Louis XVI imposera même le costume de matelot à ses fils, tenue "chic" des petits garçons au moins jusqu'aux années cinquante du XXème siècle. Et pourquoi la marque bien connue de "Petits Bateaux " ?
Le couple royal va tout faire pour rapprocher leurs enfants de leurs appartements du corps central alors que la tradition les voulait au bout de l'aile du midi. Un moyen d'établir une réelle vie de famille et qui permettra un certain soulagement durant les journées d'octobre.
La vie aux Tuileries les rapprocheront encore plus, par nécessité de sécurité mais aussi comme l'écrit Marie-Antoinette parce qu'elle n'a plus qu'eux... Sa coterie s'est volatilisée, alors...
Je ne parle pas du Temple, mais contrairement aux énormités professées par Evelyne Lever dans l'émission et d'autres historiens, je ne peux considérer la vie carcérale comme une vie agréable de famille.
Ce n'est pas parce que les parents s'occupent désormais directement de leurs enfants qu'ils en furent heureux ! Avec la peur au ventre en permanence...
Sinon, oui Marie-Antoinette habillait bien directement son fils, le faisait manger, se relayant avec madame Elisabeth. Bon, en même temps, à sept-huit ans, il devait être bien empoté... Mais comme il avait toujours eu un personnel nombreux à son service, on peut comprendre que l'enfant n'était pas habitué à se débrouiller tout seul. Et à le complaire là-dedans, peut-être aussi parce que Marie-Antoinette n'avait plus que ça à faire, avec le besoin dans cette affreuse période, de décupler sa tendresse maternelle.
Sa sœur, plus grande, saura elle se débrouiller très vite seule, à s'habiller, s'occuper du feu, balayer, s'occuper mentalement et physiquement. Elle traitera son frère de feignant. On en connaît les conséquences...
Mais à cet âge, s'occuper d'un enfant n'a rien à voir avec un bébé. Saura-t-on un jour si Marie-Antoinette s'est amusée (ce ne pouvait être qu'un jeu...) à changer ses bébés, à leur donner la bouillie, les laver ? Si elle l'a fait, c'est forcément très ponctuel et en aucun cas une habitude.

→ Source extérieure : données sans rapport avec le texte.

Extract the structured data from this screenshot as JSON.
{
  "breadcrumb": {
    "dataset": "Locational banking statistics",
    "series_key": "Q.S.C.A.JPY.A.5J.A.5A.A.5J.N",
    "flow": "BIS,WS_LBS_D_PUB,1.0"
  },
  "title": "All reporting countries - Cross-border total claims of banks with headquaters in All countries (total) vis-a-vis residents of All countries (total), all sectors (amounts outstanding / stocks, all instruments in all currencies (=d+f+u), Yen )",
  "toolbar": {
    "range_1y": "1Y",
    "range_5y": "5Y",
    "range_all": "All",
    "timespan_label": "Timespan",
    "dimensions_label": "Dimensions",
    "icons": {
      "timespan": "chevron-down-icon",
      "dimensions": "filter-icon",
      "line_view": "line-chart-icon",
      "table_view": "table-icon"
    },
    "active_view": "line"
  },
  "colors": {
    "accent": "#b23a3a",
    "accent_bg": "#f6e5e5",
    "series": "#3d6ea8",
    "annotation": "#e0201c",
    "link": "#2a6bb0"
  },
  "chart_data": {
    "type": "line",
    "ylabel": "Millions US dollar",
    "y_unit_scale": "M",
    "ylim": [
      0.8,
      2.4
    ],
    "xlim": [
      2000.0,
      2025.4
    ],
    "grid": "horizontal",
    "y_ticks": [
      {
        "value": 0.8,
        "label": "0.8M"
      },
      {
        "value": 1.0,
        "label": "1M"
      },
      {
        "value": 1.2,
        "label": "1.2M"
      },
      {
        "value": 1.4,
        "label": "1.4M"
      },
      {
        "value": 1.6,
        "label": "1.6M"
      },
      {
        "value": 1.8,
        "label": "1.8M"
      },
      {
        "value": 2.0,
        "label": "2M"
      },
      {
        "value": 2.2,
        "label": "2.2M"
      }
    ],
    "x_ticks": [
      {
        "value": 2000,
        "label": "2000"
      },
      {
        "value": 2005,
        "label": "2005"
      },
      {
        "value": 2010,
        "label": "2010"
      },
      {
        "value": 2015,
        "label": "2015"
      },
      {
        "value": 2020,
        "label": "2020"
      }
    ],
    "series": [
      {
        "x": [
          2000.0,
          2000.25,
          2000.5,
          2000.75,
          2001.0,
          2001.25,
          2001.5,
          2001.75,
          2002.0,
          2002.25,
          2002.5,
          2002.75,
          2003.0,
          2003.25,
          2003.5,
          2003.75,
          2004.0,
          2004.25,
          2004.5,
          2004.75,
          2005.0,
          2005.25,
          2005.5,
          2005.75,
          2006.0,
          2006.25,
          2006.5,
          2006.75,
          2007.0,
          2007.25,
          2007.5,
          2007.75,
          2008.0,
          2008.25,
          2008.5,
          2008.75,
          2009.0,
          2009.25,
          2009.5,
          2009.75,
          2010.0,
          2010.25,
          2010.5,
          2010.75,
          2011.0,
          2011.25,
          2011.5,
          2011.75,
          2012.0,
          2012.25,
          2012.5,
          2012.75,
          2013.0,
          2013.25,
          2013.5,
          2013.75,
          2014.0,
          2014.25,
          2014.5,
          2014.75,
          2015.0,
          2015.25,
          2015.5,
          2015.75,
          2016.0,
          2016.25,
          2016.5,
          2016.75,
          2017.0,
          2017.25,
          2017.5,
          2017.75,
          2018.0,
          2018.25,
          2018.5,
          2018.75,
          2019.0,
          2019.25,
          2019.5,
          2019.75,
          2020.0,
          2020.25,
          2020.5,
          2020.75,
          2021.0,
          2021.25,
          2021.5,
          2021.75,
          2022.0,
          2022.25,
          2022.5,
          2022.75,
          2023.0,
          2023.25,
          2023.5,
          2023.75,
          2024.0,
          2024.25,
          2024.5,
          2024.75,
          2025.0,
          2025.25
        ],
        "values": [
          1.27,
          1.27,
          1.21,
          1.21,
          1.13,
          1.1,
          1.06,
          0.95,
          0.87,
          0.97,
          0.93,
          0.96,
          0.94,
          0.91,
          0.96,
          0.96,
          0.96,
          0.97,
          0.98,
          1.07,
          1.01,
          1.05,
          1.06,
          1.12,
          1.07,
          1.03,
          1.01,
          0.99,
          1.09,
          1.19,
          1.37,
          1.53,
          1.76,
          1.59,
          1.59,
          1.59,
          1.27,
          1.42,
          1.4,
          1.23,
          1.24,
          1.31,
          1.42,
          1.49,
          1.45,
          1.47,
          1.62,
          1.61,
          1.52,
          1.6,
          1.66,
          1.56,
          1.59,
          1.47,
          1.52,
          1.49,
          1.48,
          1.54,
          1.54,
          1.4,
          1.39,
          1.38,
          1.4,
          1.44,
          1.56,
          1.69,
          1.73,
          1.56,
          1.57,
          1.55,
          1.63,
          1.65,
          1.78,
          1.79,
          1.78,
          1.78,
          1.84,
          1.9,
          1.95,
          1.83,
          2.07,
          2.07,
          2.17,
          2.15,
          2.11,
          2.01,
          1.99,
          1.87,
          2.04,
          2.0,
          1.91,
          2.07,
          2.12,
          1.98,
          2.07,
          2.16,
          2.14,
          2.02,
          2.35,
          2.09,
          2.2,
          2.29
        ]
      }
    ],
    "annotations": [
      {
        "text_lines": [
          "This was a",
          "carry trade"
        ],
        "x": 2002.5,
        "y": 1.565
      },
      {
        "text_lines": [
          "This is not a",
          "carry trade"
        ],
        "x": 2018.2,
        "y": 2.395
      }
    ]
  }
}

Déjà j'imagine qu'on s'avisait au sein de la Maison des Enfants de France à avoir les enfants bien propres avant la visite, programmée, des parents royaux.
Impossible d'imaginer le roi ou la reine faire gouzigouzi à leurs bébés les couches pleines...
J'ai lu récemment un livre consacré aux WIndsor et objectivement, les choses n'avaient guère changé au XXème siècle. Les nurses sont toutes puissantes et le père de la reine actuelle, ainsi que ses frères et sœur, ont été réellement torturés. L'un est devenu bègue et profondément timide et son aîné un type plus que méprisable.
La reine actuelle a eu un peu plus de chance. Ses deux enfants aînés pas du tout. Ils ne voyaient quasiment leur mère héritière surchargée de par la maladie de son père puis jeune reine que quasiment en public. Les deux derniers seront plus dorlotés. Et le duc d'Edimbourg n'avait d'autre but de faire du prince Charles, un homme, un vrai,
quitte à le traumatiser avec des méthodes d'un autre âge.
Ils seront meilleurs grands-parents.
Il faut accorder à Diana d'avoir été sur ce point exemplaire.
Quant à aujourd'hui, le petit George a pour nurse celle qui a élevée le prince William et son frère. Choisie par Diana, et reprise par son pupille, on peut se dire qu'elle doit satisfaire. Et je pense que le prince et son épouse qui elle n'a strictement rien à voir avec les éducations princières, auront à cœur d'élever leur fils le plus normalement possible. Bien que la normale soit impossible à atteindre quand on est futur roi.